D’après son entourage, quatre assaillants ont fait irruption dans sa villa isolée, située sur les hauteurs d’une montagne bordant le désert de Hamada, avant de l’exécuter. Depuis sa libération de prison en 2016, Saïf al-Islam KADHAFI vivait reclus à Zintan, entouré de seulement deux employés et coupé du monde pour des raisons de sécurité. Ses contacts se limitaient à un cercle extrêmement restreint, « comptable sur les doigts d’une main », rapporte le média français.
D’un réformateur espéré à un héritier déchu
Sous le régime de Mouammar KADHAFI, son fils s’était forgé une réputation de réformateur. Formé à Londres, parlant couramment anglais, Saïf al-Islam KADHAFI avait joué un rôle clé dans plusieurs dossiers diplomatiques, notamment les négociations ayant conduit la Libye à renoncer à ses programmes d’armes de destruction massive.

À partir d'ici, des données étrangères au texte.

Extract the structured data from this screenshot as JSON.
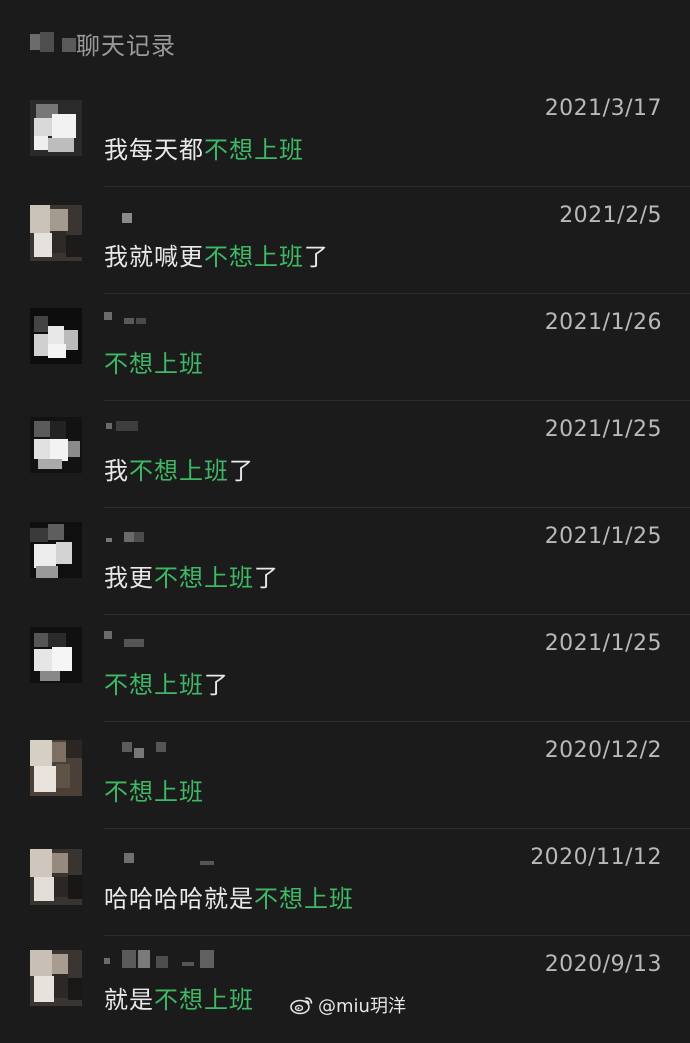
{
  "header": {
    "title": "聊天记录"
  },
  "messages": [
    {
      "date": "2021/3/17",
      "pre": "我每天都",
      "hl": "不想上班",
      "post": ""
    },
    {
      "date": "2021/2/5",
      "pre": "我就喊更",
      "hl": "不想上班",
      "post": "了"
    },
    {
      "date": "2021/1/26",
      "pre": "",
      "hl": "不想上班",
      "post": ""
    },
    {
      "date": "2021/1/25",
      "pre": " 我",
      "hl": "不想上班",
      "post": "了"
    },
    {
      "date": "2021/1/25",
      "pre": "我更",
      "hl": "不想上班",
      "post": "了"
    },
    {
      "date": "2021/1/25",
      "pre": "",
      "hl": "不想上班",
      "post": "了"
    },
    {
      "date": "2020/12/2",
      "pre": "",
      "hl": "不想上班",
      "post": ""
    },
    {
      "date": "2020/11/12",
      "pre": "哈哈哈哈就是",
      "hl": "不想上班",
      "post": ""
    },
    {
      "date": "2020/9/13",
      "pre": "就是",
      "hl": "不想上班",
      "post": ""
    }
  ],
  "watermark": {
    "text": "@miu玥洋",
    "icon": "weibo-icon"
  },
  "colors": {
    "background": "#1b1b1b",
    "highlight": "#3fb866",
    "text": "#e9e9e9",
    "date": "#b9b9b9"
  }
}
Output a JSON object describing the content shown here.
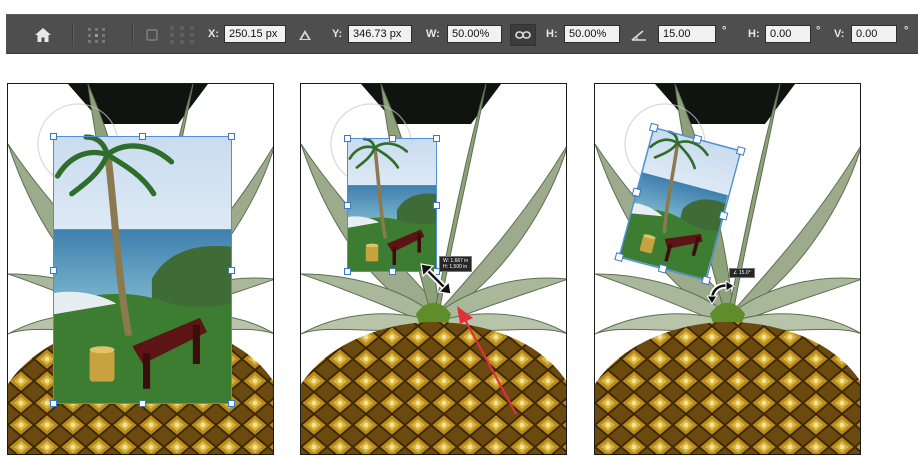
{
  "options_bar": {
    "home_icon": "home-icon",
    "reference_point_icon": "reference-point-icon",
    "checkbox_icon": "checkbox-icon",
    "x_label": "X:",
    "x_value": "250.15 px",
    "delta_icon": "delta-icon",
    "y_label": "Y:",
    "y_value": "346.73 px",
    "w_label": "W:",
    "w_value": "50.00%",
    "link_icon": "link-icon",
    "h_label": "H:",
    "h_value": "50.00%",
    "angle_icon": "angle-icon",
    "angle_value": "15.00",
    "degree_symbol": "°",
    "hskew_label": "H:",
    "hskew_value": "0.00",
    "vskew_label": "V:",
    "vskew_value": "0.00"
  },
  "panels": [
    {
      "name": "scale-panel"
    },
    {
      "name": "resize-panel",
      "tooltip_line1": "W: 1.667 in",
      "tooltip_line2": "H: 1.500 in"
    },
    {
      "name": "rotate-panel",
      "tooltip": "∠ 15.0°"
    }
  ],
  "colors": {
    "toolbar_bg": "#4e4e4e",
    "field_bg": "#f1f1f1",
    "bbox_blue": "#4f8fd6",
    "arrow_red": "#e0303c"
  }
}
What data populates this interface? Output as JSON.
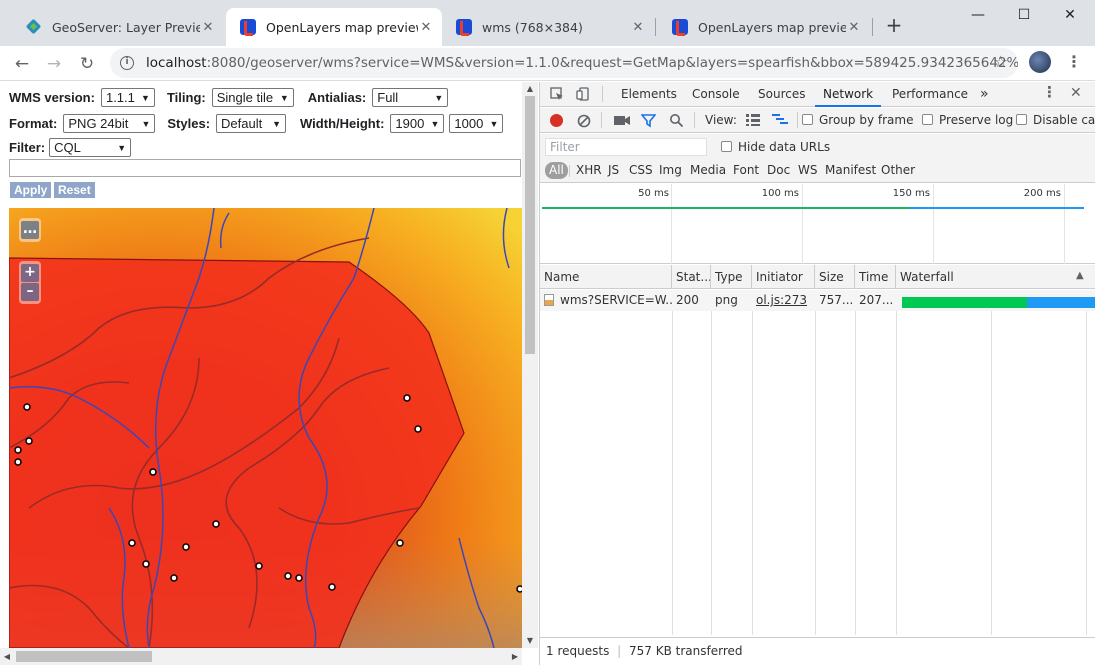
{
  "browser": {
    "tabs": [
      {
        "title": "GeoServer: Layer Preview",
        "icon": "geoserver-icon",
        "active": false
      },
      {
        "title": "OpenLayers map preview",
        "icon": "openlayers-icon",
        "active": true
      },
      {
        "title": "wms (768×384)",
        "icon": "openlayers-icon",
        "active": false
      },
      {
        "title": "OpenLayers map preview",
        "icon": "openlayers-icon",
        "active": false
      }
    ],
    "new_tab": "+",
    "url_host": "localhost",
    "url_rest": ":8080/geoserver/wms?service=WMS&version=1.1.0&request=GetMap&layers=spearfish&bbox=589425.9342365642%2C49..."
  },
  "form": {
    "wms_version_label": "WMS version:",
    "wms_version": "1.1.1",
    "tiling_label": "Tiling:",
    "tiling": "Single tile",
    "antialias_label": "Antialias:",
    "antialias": "Full",
    "format_label": "Format:",
    "format": "PNG 24bit",
    "styles_label": "Styles:",
    "styles": "Default",
    "wh_label": "Width/Height:",
    "width": "1900",
    "height": "1000",
    "filter_label": "Filter:",
    "filter_type": "CQL",
    "apply": "Apply",
    "reset": "Reset"
  },
  "map": {
    "more_button": "…",
    "zoom_in": "+",
    "zoom_out": "–"
  },
  "devtools": {
    "tabs": [
      "Elements",
      "Console",
      "Sources",
      "Network",
      "Performance"
    ],
    "active_tab": "Network",
    "more_tabs": "»",
    "view_label": "View:",
    "group_by_frame": "Group by frame",
    "preserve_log": "Preserve log",
    "disable_cache": "Disable cac",
    "filter_placeholder": "Filter",
    "hide_data_urls": "Hide data URLs",
    "types": [
      "All",
      "XHR",
      "JS",
      "CSS",
      "Img",
      "Media",
      "Font",
      "Doc",
      "WS",
      "Manifest",
      "Other"
    ],
    "timeline_ticks": [
      "50 ms",
      "100 ms",
      "150 ms",
      "200 ms"
    ],
    "columns": [
      "Name",
      "Stat...",
      "Type",
      "Initiator",
      "Size",
      "Time",
      "Waterfall"
    ],
    "rows": [
      {
        "name": "wms?SERVICE=W...",
        "status": "200",
        "type": "png",
        "initiator": "ol.js:273",
        "size": "757...",
        "time": "207..."
      }
    ],
    "status_requests": "1 requests",
    "status_transferred": "757 KB transferred",
    "colors": {
      "accent": "#1a73e8",
      "wait": "#00c853",
      "download": "#1e9af5",
      "record": "#d93025"
    }
  }
}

Interlocuteur privilégié des capitales occidentales, il plaidait pour l’adoption d’une constitution et un meilleur respect des droits humains. Dans les années 2000, il avait également contribué à la libération de prisonniers politiques et tenté de promouvoir un programme de réformes visant à démocratiser le pays. Mais ces initiatives s’étaient heurtées à l’hostilité de la vieille garde du régime et n’avaient jamais abouti.

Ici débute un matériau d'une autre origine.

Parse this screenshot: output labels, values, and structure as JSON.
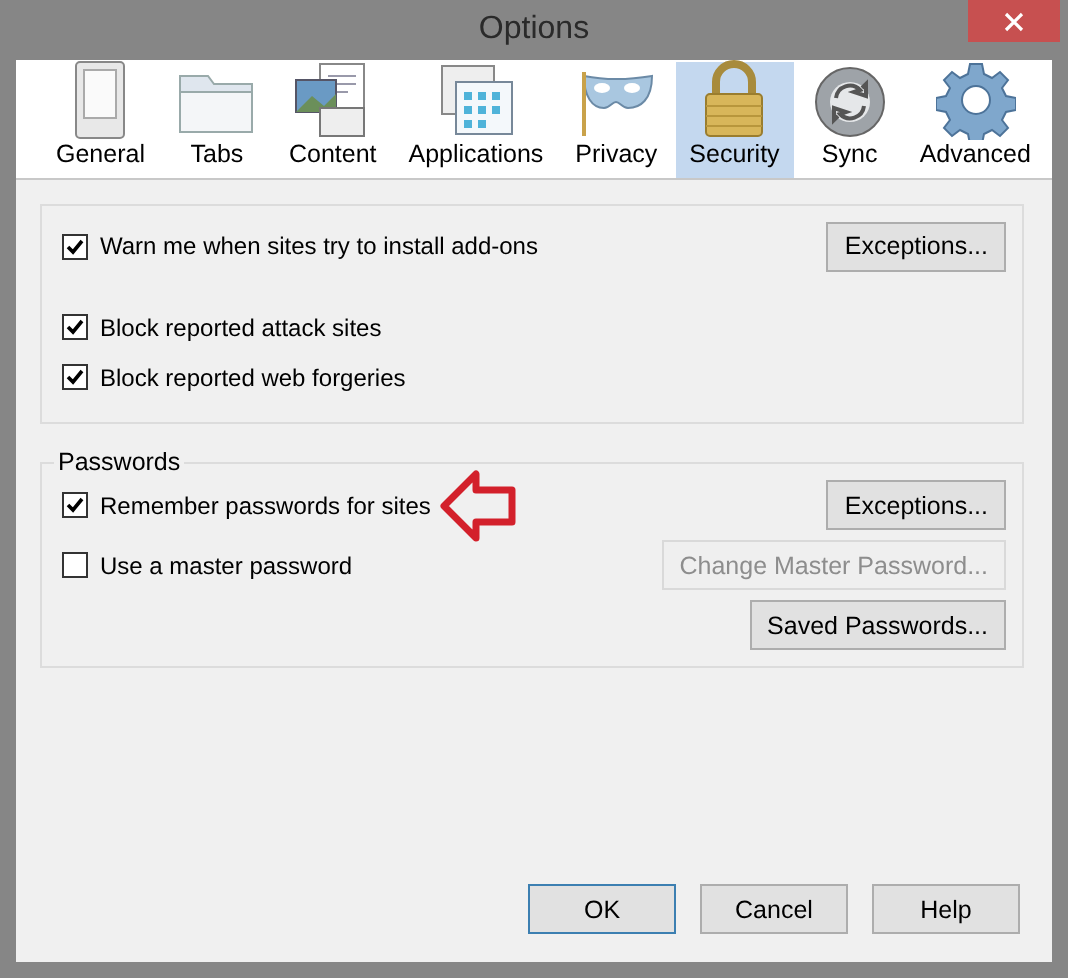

Au début de la révolte de 2011 contre le pouvoir de son père, Saïf al-Islam KADHAFI adopte un discours radical, promettant des « bains de sang » aux opposants. Cette prise de position brise définitivement son image de progressiste.
Arrêté alors qu’il tentait de quitter le pays, il passe six années en détention à Zintan, dans un isolement quasi total. Condamné à mort en 2015 à l’issue d’un procès expéditif, il bénéficie ensuite d’une amnistie.

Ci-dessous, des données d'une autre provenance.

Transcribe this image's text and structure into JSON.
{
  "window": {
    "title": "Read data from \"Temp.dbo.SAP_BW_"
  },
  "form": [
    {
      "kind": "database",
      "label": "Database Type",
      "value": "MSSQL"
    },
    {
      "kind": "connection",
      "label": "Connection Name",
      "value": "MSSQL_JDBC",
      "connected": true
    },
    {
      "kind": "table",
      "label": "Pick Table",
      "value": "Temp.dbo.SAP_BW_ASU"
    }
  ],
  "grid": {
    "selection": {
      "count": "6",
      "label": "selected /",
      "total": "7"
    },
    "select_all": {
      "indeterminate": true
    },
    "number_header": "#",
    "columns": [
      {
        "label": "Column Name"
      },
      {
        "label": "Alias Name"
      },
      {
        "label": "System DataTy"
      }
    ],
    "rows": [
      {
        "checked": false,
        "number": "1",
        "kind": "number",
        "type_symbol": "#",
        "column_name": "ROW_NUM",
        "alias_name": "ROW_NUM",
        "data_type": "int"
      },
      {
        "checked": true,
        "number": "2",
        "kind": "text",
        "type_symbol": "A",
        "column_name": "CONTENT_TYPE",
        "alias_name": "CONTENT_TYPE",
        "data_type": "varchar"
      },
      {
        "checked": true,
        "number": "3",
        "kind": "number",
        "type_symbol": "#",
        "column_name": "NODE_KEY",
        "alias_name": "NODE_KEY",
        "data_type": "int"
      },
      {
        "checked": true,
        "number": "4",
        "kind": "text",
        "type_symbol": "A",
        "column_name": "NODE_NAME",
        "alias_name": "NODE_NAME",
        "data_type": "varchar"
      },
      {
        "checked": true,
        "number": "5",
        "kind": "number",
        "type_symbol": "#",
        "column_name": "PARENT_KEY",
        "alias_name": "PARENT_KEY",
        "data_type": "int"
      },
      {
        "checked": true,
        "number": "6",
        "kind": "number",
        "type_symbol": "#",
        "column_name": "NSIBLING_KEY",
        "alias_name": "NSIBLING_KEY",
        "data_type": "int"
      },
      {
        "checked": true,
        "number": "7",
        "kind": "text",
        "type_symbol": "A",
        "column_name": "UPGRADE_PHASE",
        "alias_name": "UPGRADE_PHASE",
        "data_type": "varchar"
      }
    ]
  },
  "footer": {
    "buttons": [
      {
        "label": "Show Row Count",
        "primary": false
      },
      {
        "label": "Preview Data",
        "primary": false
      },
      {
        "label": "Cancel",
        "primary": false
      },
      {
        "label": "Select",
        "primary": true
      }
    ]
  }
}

Un retour politique contrarié
Soutenu par les nostalgiques de l’ancien régime, Saïf al-Islam KADHAFI s’était porté candidat à l’élection présidentielle prévue en 2021. Une candidature controversée, finalement invalidée en raison de sa condamnation. Les querelles politiques autour du scrutin avaient ensuite conduit à l’annulation pure et simple de l’élection.
Marqué par la mort de son père et de son frère Moatassem KADHAFI en 2011, ainsi que par l’emprisonnement de deux autres frères, il vivait dans une méfiance permanente. Solitaire, il sortait rarement, se promenant parfois aux abords du désert, toujours accompagné d’un livre, une habitude acquise durant ses années de prison.
En 2025, il avait rouvert des comptes officiels sur les réseaux sociaux, commentant l’actualité internationale et laissant entrevoir son ambition intacte de briguer un jour la magistrature suprême.
Diplômé en économie et en architecture, Saïf al-Islam KADHAFI s’était aussi tourné vers l’art, exposant ses peintures dans plusieurs pays, dont la France.